На смену я вышел через день после приезда. Работа на фабрике и на шахте – сходство бесконечное. Если берешься за что-то, понимая, что тебя ждет эксплуатация до полусмерти, а то и сверх того, не придется разбираться с рухнувшими надеждами. Мое положение усугублялось тем, что я несколько лет не занимался грубым механическим трудом, в результате чего ум заострился, а тело ослабло. Перемены оказались неприятными. Примитивные разговоры или вообще их отсутствие убивают более сложные функции рассудка, а невыносимый труд превращает телесную форму в нечто неузнаваемое – в красное полотно силы и боли.
Каким-то образом я убедил себя, что все-таки место, где ты пребываешь, чего-то значит, а то и все. Житель Стокгольма, например, после рабочей смены пожелавший посмотреть свой город, имеет такую возможность. Настоящие города световым днем не ограничены. Но желание увидеть страшные красоты Шпицбергена – затея пустая. Чередующиеся смены ничего не меняют. Летом, конечно, солнечного света предостаточно, но у меня не было желания никуда выбираться.
На время я впал в отчаяние. Я никого не знал и не говорил по-норвежски. Немногочисленные шведские контрактники сплотились в тесный круг, но я держался особняком, так же как и в Стокгольме. Одиночество, усугубленное географической изоляцией, едва не доконало меня. Тем летом я не раз и не два подумывал о возвращении домой. Но как я мог вернуться? Подобная перспектива сулила разорение. Да и разве позволила бы мне Компания разорвать контракт? Руководство шахт сочувствием не славится.

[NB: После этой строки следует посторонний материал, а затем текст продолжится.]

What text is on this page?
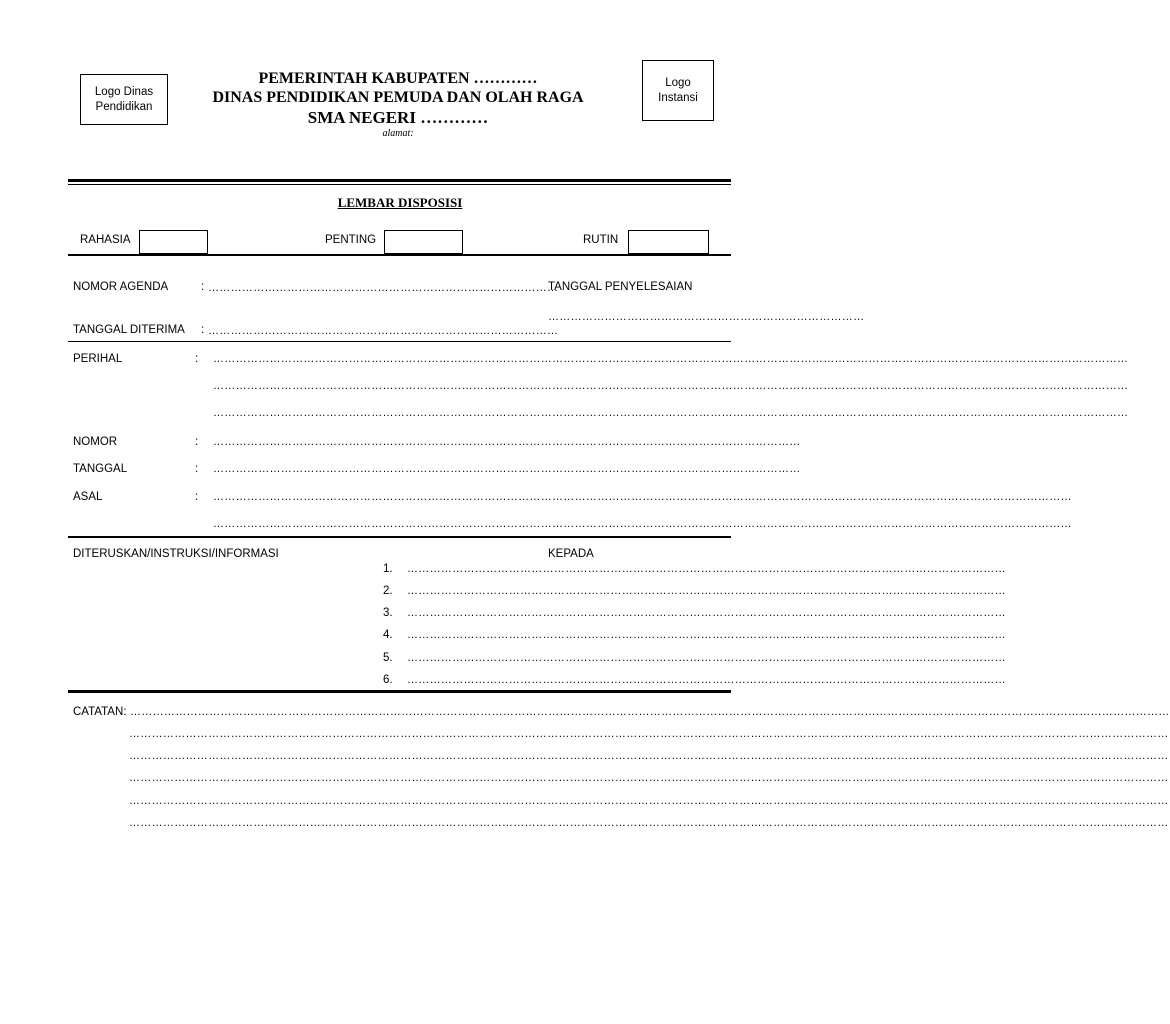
Logo Dinas
Pendidikan
Logo
Instansi
PEMERINTAH KABUPATEN …………
DINAS PENDIDIKAN PEMUDA DAN OLAH RAGA
SMA NEGERI …………
alamat:
LEMBAR DISPOSISI
RAHASIA	PENTING	RUTIN
NOMOR AGENDA	: …………………………………………………………………………………
TANGGAL PENYELESAIAN
…………………………………………………………………………
TANGGAL DITERIMA : …………………………………………………………………………………
PERIHAL	: ………………………………………………………………………………………………………………………………………………………………………………………………………………………
………………………………………………………………………………………………………………………………………………………………………………………………………………………
………………………………………………………………………………………………………………………………………………………………………………………………………………………
NOMOR	: …………………………………………………………………………………………………………………………………………
TANGGAL	: …………………………………………………………………………………………………………………………………………
ASAL	: …………………………………………………………………………………………………………………………………………………………………………………………………………
…………………………………………………………………………………………………………………………………………………………………………………………………………
DITERUSKAN/INSTRUKSI/INFORMASI	KEPADA
1. ……………………………………………………………………………………………………………………………………………
2. ……………………………………………………………………………………………………………………………………………
3. ……………………………………………………………………………………………………………………………………………
4. ……………………………………………………………………………………………………………………………………………
5. ……………………………………………………………………………………………………………………………………………
6. ……………………………………………………………………………………………………………………………………………
CATATAN: ……………………………………………………………………………………………………………………………………………………………………………………………………………………………………………………
……………………………………………………………………………………………………………………………………………………………………………………………………………………………………………………
……………………………………………………………………………………………………………………………………………………………………………………………………………………………………………………
……………………………………………………………………………………………………………………………………………………………………………………………………………………………………………………
……………………………………………………………………………………………………………………………………………………………………………………………………………………………………………………
……………………………………………………………………………………………………………………………………………………………………………………………………………………………………………………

Естественно, думал я и о самоубийстве. Идея казалась мне притягательной. Но я, очень далекий от религии и ее многочисленных абсурдных утешений, собственного небытия боялся до умопомрачения. С тех пор как я был не по годам развитым, скептически настроенным ребенком, идея погасить свечу или звезду наполняла меня экзистенциальным ужасом. Я понимал, что прекращу существовать, но мир без собственной персоны в упор не представлял. Это, конечно же, форма нарциссизма, но разве мы день ото дня не живем, обманываясь собственной важностью? Дети следуют этой логике до конца, а неспособные или не желающие верить в загробную жизнь неизбежно оказываются у губительной ментальной бездны. В таком состоянии единственная возможная реакция – зажмуриться, подтянуть колени к груди и хныкать.

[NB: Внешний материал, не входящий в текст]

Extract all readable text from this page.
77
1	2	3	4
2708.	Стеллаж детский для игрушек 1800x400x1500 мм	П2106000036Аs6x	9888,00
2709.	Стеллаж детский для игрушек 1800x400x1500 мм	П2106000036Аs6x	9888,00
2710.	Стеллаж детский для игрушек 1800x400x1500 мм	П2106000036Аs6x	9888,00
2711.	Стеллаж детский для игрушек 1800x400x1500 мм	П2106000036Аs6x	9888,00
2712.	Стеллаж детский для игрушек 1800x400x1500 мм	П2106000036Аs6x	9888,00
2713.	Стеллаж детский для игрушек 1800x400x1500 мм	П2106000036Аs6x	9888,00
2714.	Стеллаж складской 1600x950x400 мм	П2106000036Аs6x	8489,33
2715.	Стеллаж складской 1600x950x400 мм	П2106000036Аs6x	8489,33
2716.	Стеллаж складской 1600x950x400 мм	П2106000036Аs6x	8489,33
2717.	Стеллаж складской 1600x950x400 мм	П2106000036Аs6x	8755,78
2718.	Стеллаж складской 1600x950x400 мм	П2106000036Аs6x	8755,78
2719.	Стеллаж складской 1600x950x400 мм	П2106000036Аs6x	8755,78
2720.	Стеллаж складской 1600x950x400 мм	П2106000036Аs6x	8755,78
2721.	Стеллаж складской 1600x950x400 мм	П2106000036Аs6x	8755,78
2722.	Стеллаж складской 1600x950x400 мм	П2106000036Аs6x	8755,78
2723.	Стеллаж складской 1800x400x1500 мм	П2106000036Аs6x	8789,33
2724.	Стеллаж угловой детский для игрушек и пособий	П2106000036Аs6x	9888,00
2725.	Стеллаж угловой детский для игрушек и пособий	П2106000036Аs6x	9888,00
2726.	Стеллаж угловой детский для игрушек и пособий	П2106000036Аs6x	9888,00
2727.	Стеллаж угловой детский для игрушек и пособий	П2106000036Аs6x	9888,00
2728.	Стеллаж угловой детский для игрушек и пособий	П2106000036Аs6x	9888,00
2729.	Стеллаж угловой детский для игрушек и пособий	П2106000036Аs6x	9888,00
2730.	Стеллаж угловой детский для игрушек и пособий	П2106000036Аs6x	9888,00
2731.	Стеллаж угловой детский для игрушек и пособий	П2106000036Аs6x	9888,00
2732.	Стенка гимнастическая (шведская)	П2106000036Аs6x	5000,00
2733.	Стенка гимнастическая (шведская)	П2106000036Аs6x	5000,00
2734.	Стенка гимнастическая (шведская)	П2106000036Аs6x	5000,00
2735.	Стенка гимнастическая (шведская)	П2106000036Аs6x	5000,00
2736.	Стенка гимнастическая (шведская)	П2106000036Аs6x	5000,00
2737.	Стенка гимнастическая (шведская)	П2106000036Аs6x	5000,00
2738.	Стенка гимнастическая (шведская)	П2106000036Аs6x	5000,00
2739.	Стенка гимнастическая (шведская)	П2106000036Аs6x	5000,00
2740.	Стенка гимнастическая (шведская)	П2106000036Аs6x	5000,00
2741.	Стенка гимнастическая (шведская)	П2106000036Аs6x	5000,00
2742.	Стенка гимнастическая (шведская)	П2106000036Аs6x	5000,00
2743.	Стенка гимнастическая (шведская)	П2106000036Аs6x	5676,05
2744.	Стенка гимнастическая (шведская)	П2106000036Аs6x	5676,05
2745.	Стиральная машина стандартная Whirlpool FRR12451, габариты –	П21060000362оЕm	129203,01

Во время невыносимо долгих смен в темноте особых возможностей для рефлексии не представлялось. Позволит себе шахтер замечтаться и тайком раскиснет – случается что-то плохое. Я сталкивался с таким несметное множество раз. Переполненные углем дрезины то и дело проезжали по ногам неосторожных, уродуя пальцы так, что в них потом трудно было распознать человеческие конечности, или отсекая их начисто. Кирки и кайла вонзались в мягкие ткани бедер. Спотыкаясь в темноте, шахтеры с чудовищной регулярностью раскалывали себе черепа и выбивали зубы. Куски пород падали на головы. Никто не обращал внимания на не пригодный для дыхания воздух. Или, что хуже всего, бригадиры «лентяев» громко отчитывали их, налагая дополнительные финансовые взыскания.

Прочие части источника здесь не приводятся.